The Blinds by Adam Sternbergh
My rating: 4/5 cats
Will I remember what I did?
You won’t.
But will I know that I’ve forgotten it?
You will.
So I’ll know I did something bad, but I won’t know what it was.
You’ll know you made the decision to come to this place.
“this place” is the town of caesura, known colloquially by its residents as “the blinds;” a gated community for memory-wiped criminals, a prison where you’re free to leave, but to which you can never return, fully aware that what waits for you on the other side of the gates most likely wants to kill you.
i’ve read sternbergh’s Shovel Ready, but still – foolishly -haven’t gotten around to reading the sequel – Near Enemy, but this book here is an altogether different creature.
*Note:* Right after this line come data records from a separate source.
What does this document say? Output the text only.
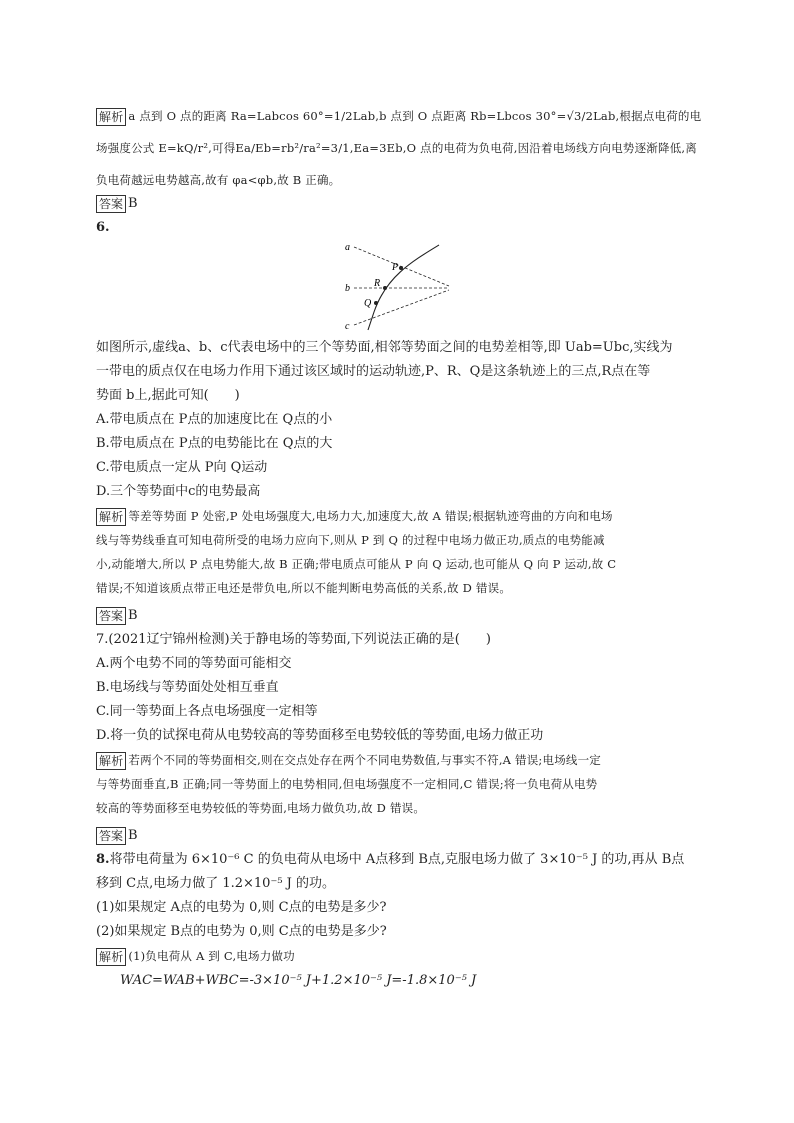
解析 a 点到 O 点的距离 Ra=Labcos 60°=1/2Lab,b 点到 O 点距离 Rb=Lbcos 30°=√3/2Lab,根据点电荷的电
场强度公式 E=kQ/r²,可得Ea/Eb=rb²/ra²=3/1,Ea=3Eb,O 点的电荷为负电荷,因沿着电场线方向电势逐渐降低,离
负电荷越远电势越高,故有 φa<φb,故 B 正确。
答案 B
6.
a
b
c
P
R
Q
如图所示,虚线a、b、c代表电场中的三个等势面,相邻等势面之间的电势差相等,即 Uab=Ubc,实线为
一带电的质点仅在电场力作用下通过该区域时的运动轨迹,P、R、Q是这条轨迹上的三点,R点在等
势面 b上,据此可知(　　)
A.带电质点在 P点的加速度比在 Q点的小
B.带电质点在 P点的电势能比在 Q点的大
C.带电质点一定从 P向 Q运动
D.三个等势面中c的电势最高
解析 等差等势面 P 处密,P 处电场强度大,电场力大,加速度大,故 A 错误;根据轨迹弯曲的方向和电场
线与等势线垂直可知电荷所受的电场力应向下,则从 P 到 Q 的过程中电场力做正功,质点的电势能减
小,动能增大,所以 P 点电势能大,故 B 正确;带电质点可能从 P 向 Q 运动,也可能从 Q 向 P 运动,故 C
错误;不知道该质点带正电还是带负电,所以不能判断电势高低的关系,故 D 错误。
答案 B
7.(2021辽宁锦州检测)关于静电场的等势面,下列说法正确的是(　　)
A.两个电势不同的等势面可能相交
B.电场线与等势面处处相互垂直
C.同一等势面上各点电场强度一定相等
D.将一负的试探电荷从电势较高的等势面移至电势较低的等势面,电场力做正功
解析 若两个不同的等势面相交,则在交点处存在两个不同电势数值,与事实不符,A 错误;电场线一定
与等势面垂直,B 正确;同一等势面上的电势相同,但电场强度不一定相同,C 错误;将一负电荷从电势
较高的等势面移至电势较低的等势面,电场力做负功,故 D 错误。
答案 B
8.将带电荷量为 6×10⁻⁶ C 的负电荷从电场中 A点移到 B点,克服电场力做了 3×10⁻⁵ J 的功,再从 B点
移到 C点,电场力做了 1.2×10⁻⁵ J 的功。
(1)如果规定 A点的电势为 0,则 C点的电势是多少?
(2)如果规定 B点的电势为 0,则 C点的电势是多少?
解析 (1)负电荷从 A 到 C,电场力做功
WAC=WAB+WBC=-3×10⁻⁵ J+1.2×10⁻⁵ J=-1.8×10⁻⁵ J
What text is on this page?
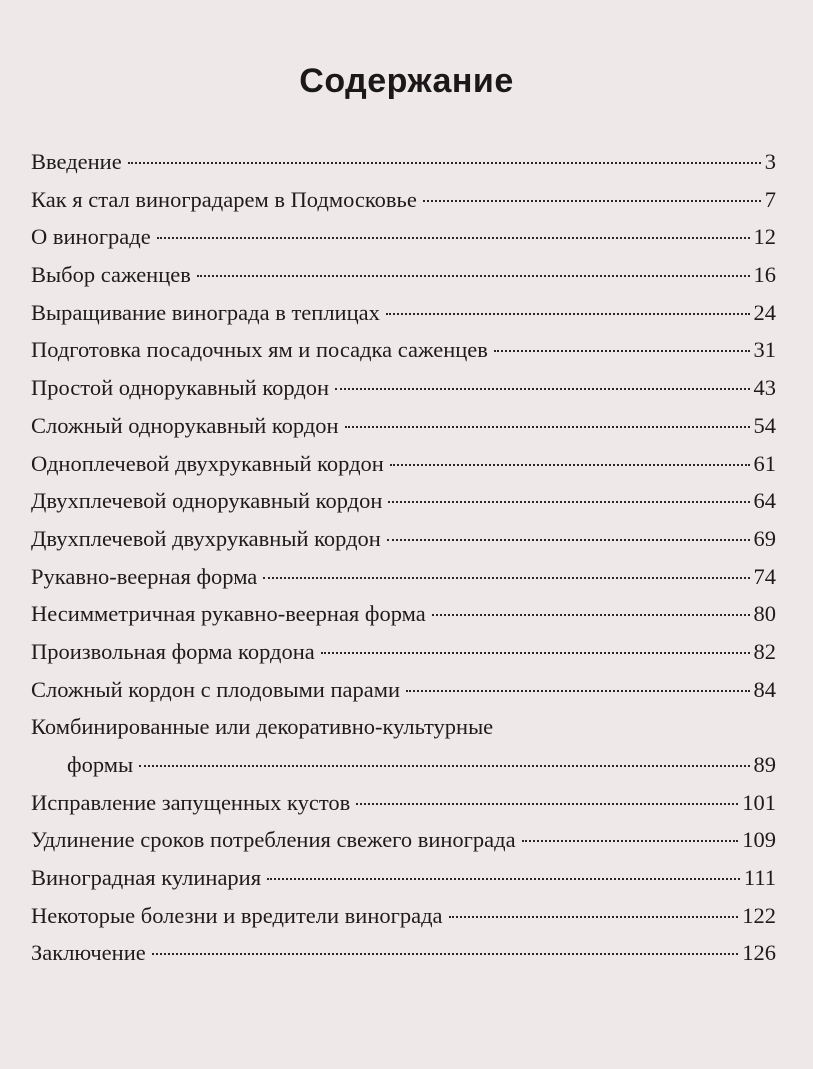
Содержание
Введение	3
Как я стал виноградарем в Подмосковье	7
О винограде	12
Выбор саженцев	16
Выращивание винограда в теплицах	24
Подготовка посадочных ям и посадка саженцев	31
Простой однорукавный кордон	43
Сложный однорукавный кордон	54
Одноплечевой двухрукавный кордон	61
Двухплечевой однорукавный кордон	64
Двухплечевой двухрукавный кордон	69
Рукавно-веерная форма	74
Несимметричная рукавно-веерная форма	80
Произвольная форма кордона	82
Сложный кордон с плодовыми парами	84
Комбинированные или декоративно-культурные
формы	89
Исправление запущенных кустов	101
Удлинение сроков потребления свежего винограда	109
Виноградная кулинария	111
Некоторые болезни и вредители винограда	122
Заключение	126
Shovel Ready is great – it’s a noir/sci-fi mashup with a really staccato pacing and it’s a helluva ride, but this one shows he’s got some serious writer-range. it’s a much more densely-plotted piece of psychological crime fiction, with deeper characterizations and a strikingly original premise that starts out strong and only gets stronger as it goes on.
it revolves around an alternative form of witness protection; a system in place for eight years at the start of the novel, in which criminals and witnesses to crimes have chosen to have their memories selectively erased, and are relocated to a town in the middle of nowhere, texas, where, after providing the authorities with the information needed to put some very bad people away, these very bad people themselves are given new names and allowed to live out their days blissfully unaware of their own dark pasts, cut off from internet, phones, all contact with the outside world, and given a second chance to make a life for themselves among others all living under a policy of “don’t ask, don’t know, can’t tell,” not even knowing if they were the victim or the perpetrator of a terrible crime.
what could possibly go wrong?
the book covers a monday-friday timeframe, and oh, what a difference a week makes. it opens with the shock of a gunshot, but then recedes into a sort of dramatic anthropology, slowly acclimating the reader to the town’s history, its rules and inhabitants and its day-to-day routines, but as threats surface and secrets are revealed and the very foundation of the experiment is threatened, things start getting mighty intense, and once it hits that sweet spot of rapid-fire reveals and escalating violence, it just careens you through the story relentlessly and it is so, so electric.
this is a very high four star cat – i love it like crazy and i have minor complaints only, which i’m a dick for even mentioning, considering how much fun i had reading this book, but i know that years from now, someone will post a comment on this review and it will help my self-memory-wiping brain remember more details if i write the whole spectrum of reactions. there’s a little dip in momentum, in what was presumably a calculated decision, but it bugged me as a reader, even though i appreciate the irony of its being itself a caesura: the unruh backstory, while interesting and necessary, was a little draggy, and was dropped right into the middle of a rising action-cliffhanger i was desperate to see resolved, and i was all tensely coiled through this backstory i would have been interested in, but ended up reading pretty distractedly, wanting to get back to the situation unfolding in the “now.”
and there are a couple of things i didn’t buy, most notably View Spoiler »
but that’s all just quibble. this book is a wonderfully weird ride, and that action – phoar. cinematic and glorious. i could do with a sequel to this, and i promise i will read the sequel to that other one. deal?